Now, two weeks later, the rebels have gone from moments of fear that Kadafi could use chemical weapons to euphoria after driving Kadafi’s soldiers from the city’s airport. But still they are attacked. A doctor wrote to me by Skype on Friday of the latest shellings and death. He mentioned that a 5-year-old boy and his infant sister had been killed.
It is an open question how long Misurata can go on fighting Kadafi. The east may hold on, but Misurata, so close to Tripoli, has far less certainty.
I think of the medic Muad, who was born in the United States. He was supposed to get married in March and take his wife back to the U.S. Instead, he was fighting for Misurata.

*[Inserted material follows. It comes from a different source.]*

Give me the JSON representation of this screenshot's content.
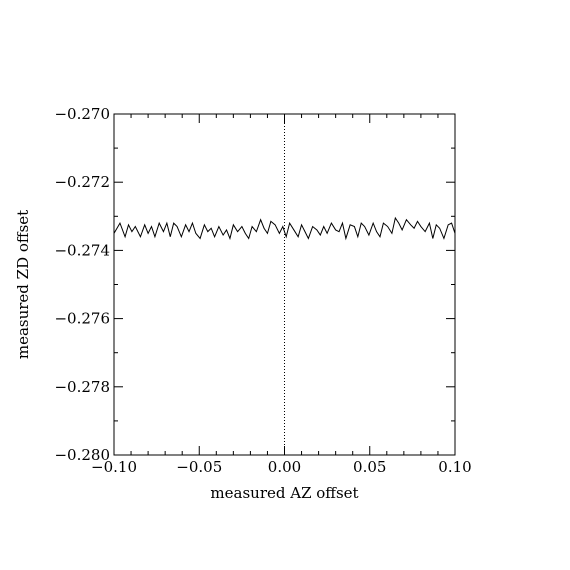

The last time I saw him was the day before I left. A few of us had driven out into the desert just past the port, where the rebels were massing to shell Kadafi’s fighters. I stumbled upon Muad as he stood next to a few ambulances and pickup trucks with mounted machine guns. Rockets had been falling all afternoon and he laughed as he dodged them barefoot. He was hanging around and waiting for whatever happened next. He was half-laughing, half-serious. He knew Kadafi’s forces were in the desert in front of us.
I knew I might not see Muad again. I would probably get on the boat the next day, and would know that he and others who had showed kindness to me might die in Libya’s violence.
Because even though I knew what it was to lose in Misurata, it wasn’t my war.